Clara E. Mattei has also written an excellent book on this The Capital Order: How Economists Invented Austerity and Paved the Way to Fascism. We need to remember that mainstream economics is a class project to obfuscate how the economy really works, while passing itself off as apolitical, to the benefit of the rich. Here she is talking about the book:

The best way to understand the economy is to read the works of such thinkers, and fully understand political economy, and as Steve Keen proposes – do not study mainstream economics in university. Doing the latter will reduce your understanding of how the economy and society works, as it is based on an utterly delusional, propagandist and intellectually limited model of human society.

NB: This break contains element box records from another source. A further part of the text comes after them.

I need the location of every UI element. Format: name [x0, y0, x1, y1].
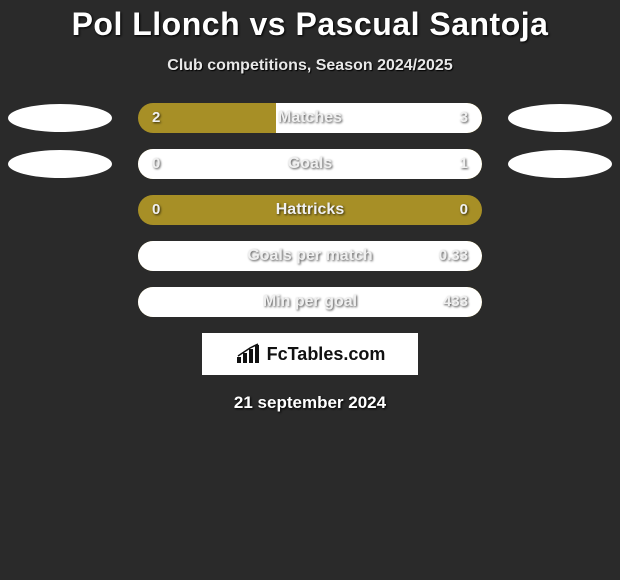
stat-left-value: 0: [152, 195, 160, 225]
stats-rows: Matches23 Goals01 Hattricks0 0 Goals per mat…: [0, 103, 620, 317]
page-subtitle: Club competitions, Season 2024/2025: [0, 57, 620, 75]
bar-track: Min per goal433: [138, 287, 482, 317]
chart-icon: [235, 343, 261, 365]
bar-track: Hattricks0 0: [138, 195, 482, 225]
brand-badge: FcTables.com: [202, 333, 418, 375]
stat-row: Matches23: [0, 103, 620, 133]
stat-row: Hattricks0 0: [0, 195, 620, 225]
bar-track: Goals per match0.33: [138, 241, 482, 271]
stat-row: Min per goal433: [0, 287, 620, 317]
bar-fill-right: [138, 149, 482, 179]
bar-fill-right: [276, 103, 482, 133]
date-text: 21 september 2024: [0, 393, 620, 413]
bar-fill-right: [138, 287, 482, 317]
brand-text: FcTables.com: [267, 344, 386, 365]
stat-row: Goals per match0.33: [0, 241, 620, 271]
stat-right-value: 0: [460, 195, 468, 225]
stat-label: Hattricks: [138, 195, 482, 225]
stat-row: Goals01: [0, 149, 620, 179]
left-ellipse: [8, 150, 112, 178]
bar-fill-right: [138, 241, 482, 271]
right-ellipse: [508, 150, 612, 178]
stat-left-value: 2: [152, 103, 160, 133]
bar-track: Matches23: [138, 103, 482, 133]
right-ellipse: [508, 104, 612, 132]
left-ellipse: [8, 104, 112, 132]
page-title: Pol Llonch vs Pascual Santoja: [0, 0, 620, 43]
bar-track: Goals01: [138, 149, 482, 179]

When the oligarchy decides that austerity needs to be tossed, for example to help bail out the financial and corporate sector (i.e. the rich) from a crisis it created (2008 GFC and 2019 Repo-Crisis with the bailout hidden under the COVIC epidemic), no problem. Or to rescue the Ukraine proxy war project, and to provide the required increase in imperial tribute. To be followed by austerity for social spending, and even hidden increased taxes and fees on the less well off, to clean up the bail out at the expense of the majority. If it will serve the oligarchy there is never an issue with extra spending, as long as the oligarchy does not have to pay for the extra spending itself.